A DC activist founded a school for 150 Syrian children. It could remain closed after new airstrikes in the war-torn nation.

WASHINGTON — They are renewed airstrikes that caught the attention of the State Department, and ended the life of an orphaned second-grader. He was at home playing with a friend from school, when the concrete fell around him.

“Seeing the photos, you can see the joy is just robbed from their eyes,” said DC-based activist Mouaz Moustafa, founder of the Syria Emergency Task Force. “We lost one of our students, and we also had another young girl who was injured with the bombardment.”

Moustafa established a school for orphans in Syria’s beleaguered Idlib Province – a school for 150 children, known as the Wisdom House.

A Russian airstrike killed a former Wisdom House student, identified by family and teachers as Ahmad. The missile attack also severely injured his fellow classmate, identified by her guardians as Leinda.

RELATED: He runs a Syrian orphanage from his home in DC. Then 5 children he cared for were killed in an airstrike

The strikes in support of Syria’s dictator, Bashar al-Assad, forced the Wisdom House to close this weekend.

Moustafa now fears his school could close indefinitely, along with a nearby women’s center he founded in the war-torn rebel stronghold.

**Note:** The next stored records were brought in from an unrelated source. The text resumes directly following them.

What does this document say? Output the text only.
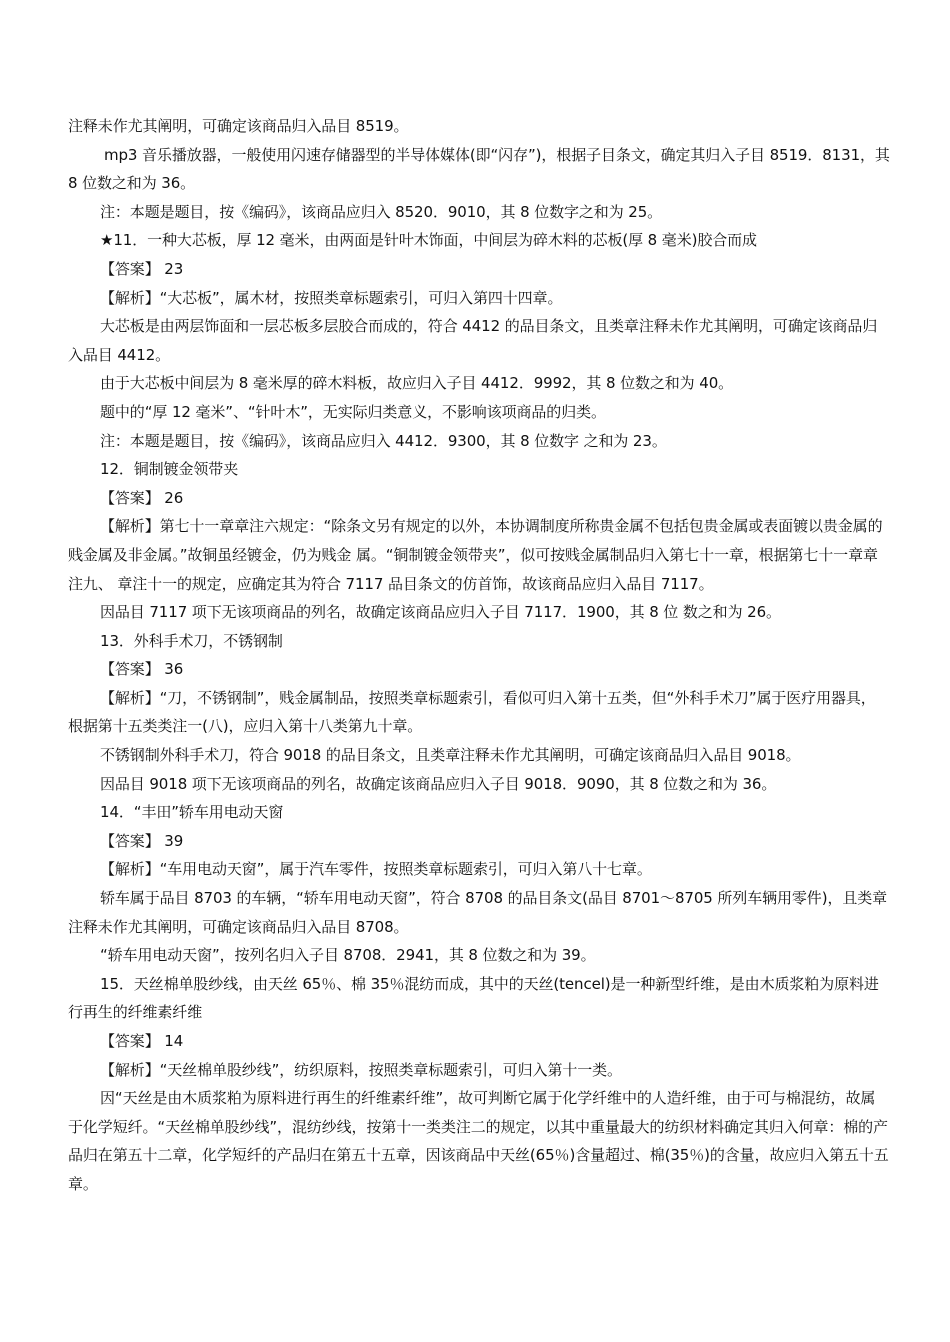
注释未作尤其阐明，可确定该商品归入品目 8519。

mp3 音乐播放器，一般使用闪速存储器型的半导体媒体(即“闪存”)，根据子目条文，确定其归入子目 8519．8131，其 8 位数之和为 36。

注：本题是题目，按《编码》，该商品应归入 8520．9010，其 8 位数字之和为 25。

★11．一种大芯板，厚 12 毫米，由两面是针叶木饰面，中间层为碎木料的芯板(厚 8 毫米)胶合而成

【答案】 23

【解析】“大芯板”，属木材，按照类章标题索引，可归入第四十四章。

大芯板是由两层饰面和一层芯板多层胶合而成的，符合 4412 的品目条文，且类章注释未作尤其阐明，可确定该商品归入品目 4412。

由于大芯板中间层为 8 毫米厚的碎木料板，故应归入子目 4412．9992，其 8 位数之和为 40。

题中的“厚 12 毫米”、“针叶木”，无实际归类意义，不影响该项商品的归类。

注：本题是题目，按《编码》，该商品应归入 4412．9300，其 8 位数字 之和为 23。

12．铜制镀金领带夹

【答案】 26

【解析】第七十一章章注六规定：“除条文另有规定的以外，本协调制度所称贵金属不包括包贵金属或表面镀以贵金属的贱金属及非金属。”故铜虽经镀金，仍为贱金 属。“铜制镀金领带夹”，似可按贱金属制品归入第七十一章，根据第七十一章章注九、 章注十一的规定，应确定其为符合 7117 品目条文的仿首饰，故该商品应归入品目 7117。

因品目 7117 项下无该项商品的列名，故确定该商品应归入子目 7117．1900，其 8 位 数之和为 26。

13．外科手术刀，不锈钢制

【答案】 36

【解析】“刀，不锈钢制”，贱金属制品，按照类章标题索引，看似可归入第十五类，但“外科手术刀”属于医疗用器具，根据第十五类类注一(八)，应归入第十八类第九十章。

不锈钢制外科手术刀，符合 9018 的品目条文，且类章注释未作尤其阐明，可确定该商品归入品目 9018。

因品目 9018 项下无该项商品的列名，故确定该商品应归入子目 9018．9090，其 8 位数之和为 36。

14．“丰田”轿车用电动天窗

【答案】 39

【解析】“车用电动天窗”，属于汽车零件，按照类章标题索引，可归入第八十七章。

轿车属于品目 8703 的车辆，“轿车用电动天窗”，符合 8708 的品目条文(品目 8701～8705 所列车辆用零件)，且类章注释未作尤其阐明，可确定该商品归入品目 8708。

“轿车用电动天窗”，按列名归入子目 8708．2941，其 8 位数之和为 39。

15．天丝棉单股纱线，由天丝 65％、棉 35％混纺而成，其中的天丝(tencel)是一种新型纤维，是由木质浆粕为原料进行再生的纤维素纤维

【答案】 14

【解析】“天丝棉单股纱线”，纺织原料，按照类章标题索引，可归入第十一类。

因“天丝是由木质浆粕为原料进行再生的纤维素纤维”，故可判断它属于化学纤维中的人造纤维，由于可与棉混纺，故属于化学短纤。“天丝棉单股纱线”，混纺纱线，按第十一类类注二的规定，以其中重量最大的纺织材料确定其归入何章：棉的产品归在第五十二章，化学短纤的产品归在第五十五章，因该商品中天丝(65％)含量超过、棉(35％)的含量，故应归入第五十五章。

“For me, it's a feeling of helplessness,” Moustafa said in an interview Monday. “But at the same time, doing and hoping and praying that we can do everything we can to keep them safe, and hopefully re-open the school, and bring back joy into their lives.”

The new airstrikes also hit a Turkish military convoy within Syria’s borders, escalating tensions and drawing condemnation from Washington.

“The Assad regime and its allies must return to the ceasefire in #Idlib now,” wrote State Department Spokesperson Morgan Ortagus on Twitter.

“Today’s reckless airstrike on a Turkish convoy follows ongoing vicious attacks against civilians, humanitarian workers, and infrastructure. We condemn this violence and it must end.”